What the *#@*^!?!
Posted by sharingburdens on July 20, 2007
Post written by: Anonymous
I have a secret that doesn’t sound like a big deal but I hate it!! When I get upset or really frustrated, I have a “mouth like a trucker”. I swear too much. I don’t do it in regular conversations but when something happens, words just come out. I feel terrible because it is usually directed toward the ones I love the most, especially my kids. I always apologize and tell them I really don’t mean to use those words, but I know it still hurts them. I hate it! I absolutely do not mean what I say. Now my teenager has started doing it to me. I know he really doesn’t mean it, but it hurts.
I am a good mom. I love my kids and I do everything with my kids. They are the most important people to me and I would lay down my life for them. They know that I would. We have great talks, we love being together, and we thoroughly enjoy each other. So why do I have to curse? The words blurt out before I can stop them. What can I do? Am I the only mother who does this? Any ideas how I can stop?
Melissa said
Ha-ha. No, you are DEFINITELY not the only person who does this… I think that most of us say things we don’t want or mean to when we get angry.
Maybe you can use the fact that your teen is starting to curse at you when angry as a motivation to change? I know it sounds hokey, but what if, the next time you’re angry, you try counting before you say anything? You could put your hand behind your back and slowly count off five fingers before saying anything. It’ll give you 15 seconds or so to pause and collect your thoughts, and might help to prevent you from saying something you don’t want to. Oh, and pray…definitely pray.
DM said
Dear fellow potty mouth,
Been there, done that, still do it occassionally myself…here’s a suggestion….since both of you (you and your teen) are dealing w/ the same issue, and since you as the parent are such a powerful role model..both for good and not so good..I would look at this new issue as an awesome opportunity to role model humility…share your heart w/ them…you know first hand how it makes you feel when they talk like that toward you…plus you are not feeling good about not only talking to them like that occassionally, plus they’ve picked up your sin pattern…ask them if they would work on it w/you..both of you pray for each other… that God would enable the other to stop…find a verse that talks about the tongue..(or any verse pertaining to speech)..and memorize it together…this whole thing could become something that draws you closer instead of just a destructive thing.
linda said
lame
Joni said
You are definitely not alone. My problem used to be uncontrolled rage. I would weep that I couldn’t control myself and finally sought help because my words were heading toward turning physical. I found I had some hurts that wove themselves into my personality over time and every time someone would push that button, so to speak, it was like punching a bruise and all this rage came out. That helped a little just realizing I was putting this anger over on my kids because I had nowhere else to go with it. I’ve made a lot of progress but still make mistakes now and then. And I hear my kids repeat it. Like DM says, its good to humble yourself and let your kids know that language is unkind and inappropriate and that sometimes Mom makes mistakes too. I find that my kids respond better to that than to me just telling them what not to do. And I don’t often hear them repeat it. Good luck!

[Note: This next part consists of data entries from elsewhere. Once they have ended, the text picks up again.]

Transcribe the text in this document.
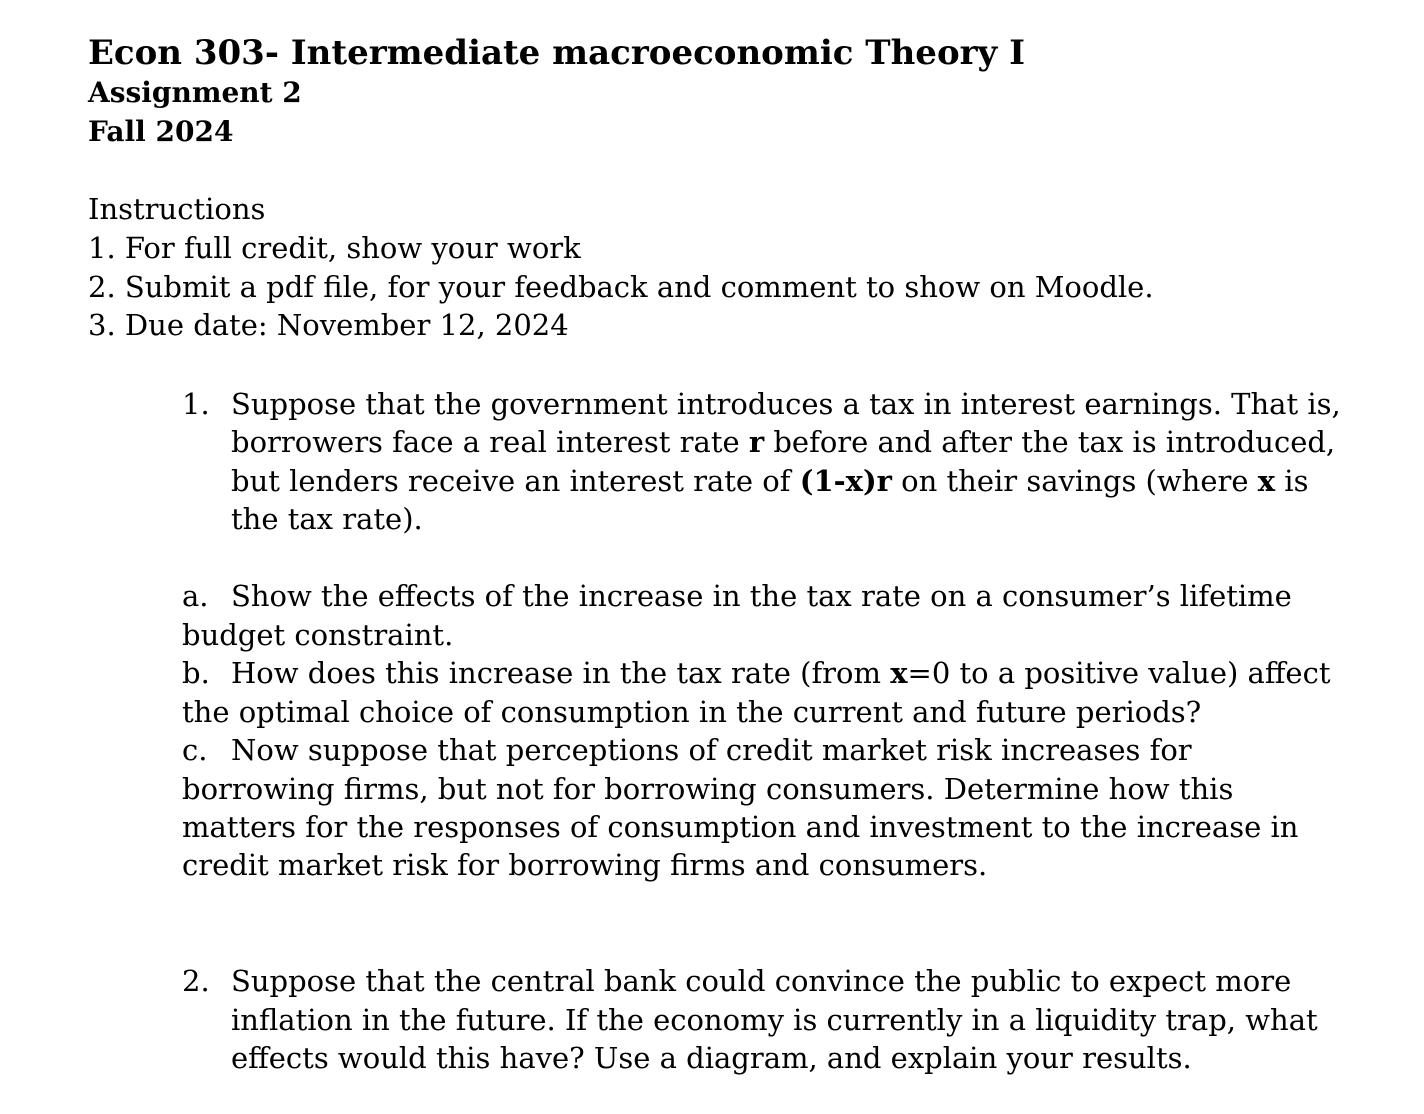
Econ 303- Intermediate macroeconomic Theory I
Assignment 2
Fall 2024
Instructions
1. For full credit, show your work
2. Submit a pdf file, for your feedback and comment to show on Moodle.
3. Due date: November 12, 2024
1. Suppose that the government introduces a tax in interest earnings. That is,
borrowers face a real interest rate r before and after the tax is introduced,
but lenders receive an interest rate of (1-x)r on their savings (where x is
the tax rate).
a. Show the effects of the increase in the tax rate on a consumer’s lifetime
budget constraint.
b. How does this increase in the tax rate (from x=0 to a positive value) affect
the optimal choice of consumption in the current and future periods?
c. Now suppose that perceptions of credit market risk increases for
borrowing firms, but not for borrowing consumers. Determine how this
matters for the responses of consumption and investment to the increase in
credit market risk for borrowing firms and consumers.
2. Suppose that the central bank could convince the public to expect more
inflation in the future. If the economy is currently in a liquidity trap, what
effects would this have? Use a diagram, and explain your results.
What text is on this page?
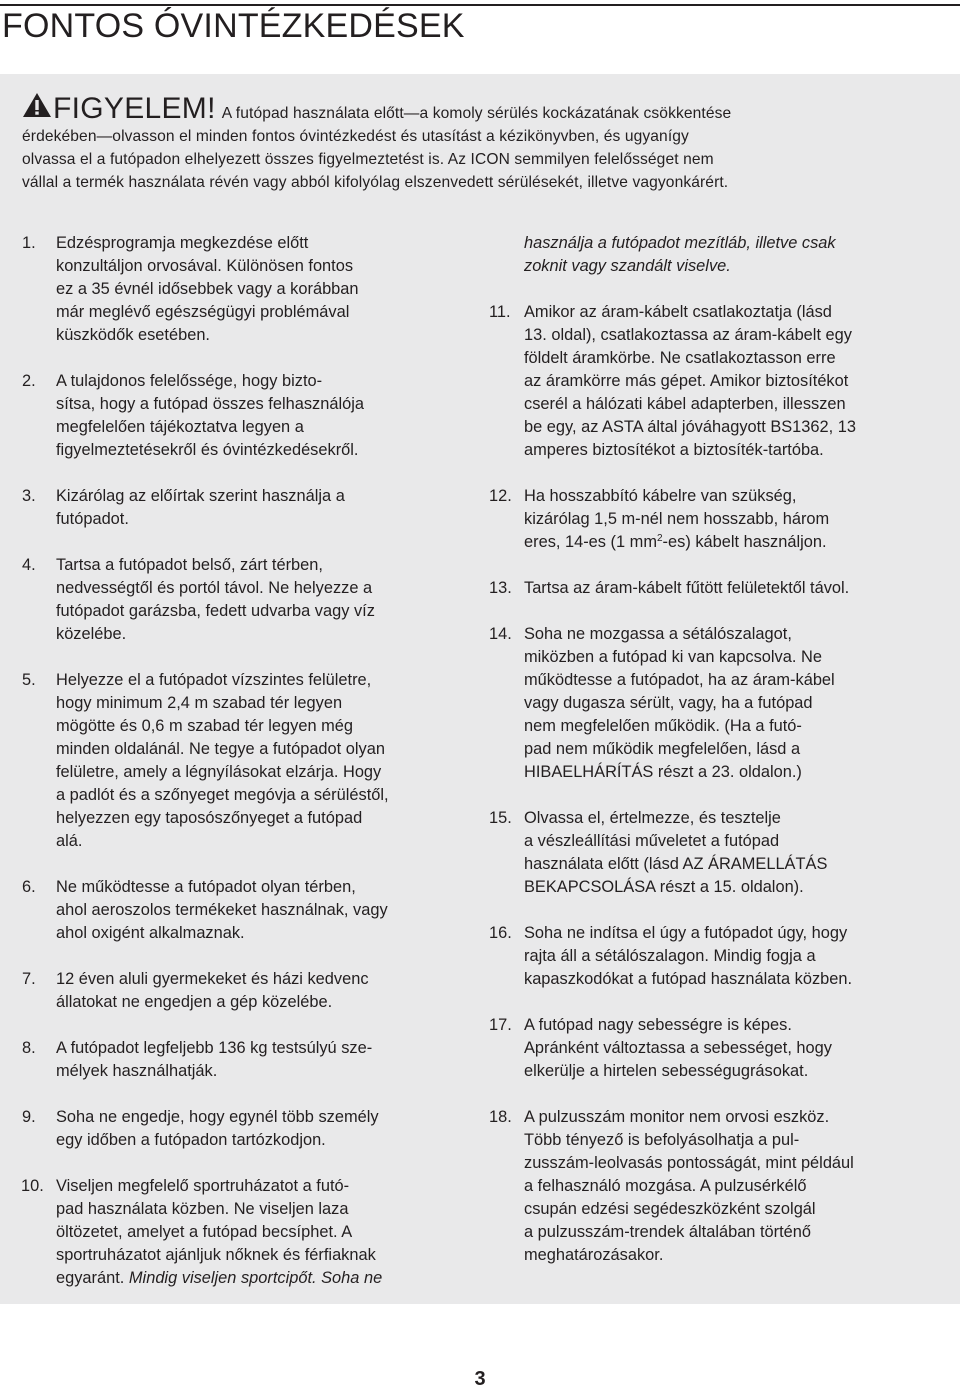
FONTOS ÓVINTÉZKEDÉSEK
FIGYELEM! A futópad használata előtt—a komoly sérülés kockázatának csökkentése
érdekében—olvasson el minden fontos óvintézkedést és utasítást a kézikönyvben, és ugyanígy
olvassa el a futópadon elhelyezett összes figyelmeztetést is. Az ICON semmilyen felelősséget nem
vállal a termék használata révén vagy abból kifolyólag elszenvedett sérülésekét, illetve vagyonkárért.
1. Edzésprogramja megkezdése előtt
konzultáljon orvosával. Különösen fontos
ez a 35 évnél idősebbek vagy a korábban
már meglévő egészségügyi problémával
küszködők esetében.
2. A tulajdonos felelőssége, hogy bizto-
sítsa, hogy a futópad összes felhasználója
megfelelően tájékoztatva legyen a
figyelmeztetésekről és óvintézkedésekről.
3. Kizárólag az előírtak szerint használja a
futópadot.
4. Tartsa a futópadot belső, zárt térben,
nedvességtől és portól távol. Ne helyezze a
futópadot garázsba, fedett udvarba vagy víz
közelébe.
5. Helyezze el a futópadot vízszintes felületre,
hogy minimum 2,4 m szabad tér legyen
mögötte és 0,6 m szabad tér legyen még
minden oldalánál. Ne tegye a futópadot olyan
felületre, amely a légnyílásokat elzárja. Hogy
a padlót és a szőnyeget megóvja a sérüléstől,
helyezzen egy taposószőnyeget a futópad
alá.
6. Ne működtesse a futópadot olyan térben,
ahol aeroszolos termékeket használnak, vagy
ahol oxigént alkalmaznak.
7. 12 éven aluli gyermekeket és házi kedvenc
állatokat ne engedjen a gép közelébe.
8. A futópadot legfeljebb 136 kg testsúlyú sze-
mélyek használhatják.
9. Soha ne engedje, hogy egynél több személy
egy időben a futópadon tartózkodjon.
10. Viseljen megfelelő sportruházatot a futó-
pad használata közben. Ne viseljen laza
öltözetet, amelyet a futópad becsíphet. A
sportruházatot ajánljuk nőknek és férfiaknak
egyaránt. Mindig viseljen sportcipőt. Soha ne
használja a futópadot mezítláb, illetve csak
zoknit vagy szandált viselve.
11. Amikor az áram-kábelt csatlakoztatja (lásd
13. oldal), csatlakoztassa az áram-kábelt egy
földelt áramkörbe. Ne csatlakoztasson erre
az áramkörre más gépet. Amikor biztosítékot
cserél a hálózati kábel adapterben, illesszen
be egy, az ASTA által jóváhagyott BS1362, 13
amperes biztosítékot a biztosíték-tartóba.
12. Ha hosszabbító kábelre van szükség,
kizárólag 1,5 m-nél nem hosszabb, három
eres, 14-es (1 $mm^2-es$) kábelt használjon.
13. Tartsa az áram-kábelt fűtött felületektől távol.
14. Soha ne mozgassa a sétálószalagot,
miközben a futópad ki van kapcsolva. Ne
működtesse a futópadot, ha az áram-kábel
vagy dugasza sérült, vagy, ha a futópad
nem megfelelően működik. (Ha a futó-
pad nem működik megfelelően, lásd a
HIBAELHÁRÍTÁS részt a 23. oldalon.)
15. Olvassa el, értelmezze, és tesztelje
a vészleállítási műveletet a futópad
használata előtt (lásd AZ ÁRAMELLÁTÁS
BEKAPCSOLÁSA részt a 15. oldalon).
16. Soha ne indítsa el úgy a futópadot úgy, hogy
rajta áll a sétálószalagon. Mindig fogja a
kapaszkodókat a futópad használata közben.
17. A futópad nagy sebességre is képes.
Apránként változtassa a sebességet, hogy
elkerülje a hirtelen sebességugrásokat.
18. A pulzusszám monitor nem orvosi eszköz.
Több tényező is befolyásolhatja a pul-
zusszám-leolvasás pontosságát, mint például
a felhasználó mozgása. A pulzusérkélő
csupán edzési segédeszközként szolgál
a pulzusszám-trendek általában történő
meghatározásakor.
3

Be encouraged, if this is the worst thing going on, you’re doing ok. But un-addressed it could lead to worse things. Good for you for taking a second look at it!
Enola said
I have a bad potty mouth too. Just this morning my daughter said “poopy butt” and I told her that was not appropriate. She asked why I say bad words and Daddy too. She’s just 3. I told her that I was wrong and that when we do bad things, we need to say sorry and pray about it. Easier said than done though, especially in the moment.
How about a swearing jar? Every time someone in your family swears, they have to put money in the jar (quarter, dollar, whatever). The person with the least money in their jar after a set time wins all the money. Or something similar like that.
What really reformed me was a college professor who took me aside one day. He told me that all feminism principles aside, women who swore were not seen as “one of the guys” or respected. That I would receive much more respect as a professional if I expanded my vocabulary beyond 4 letter words. I can’t say that I don’t ever swear, but it really has helped.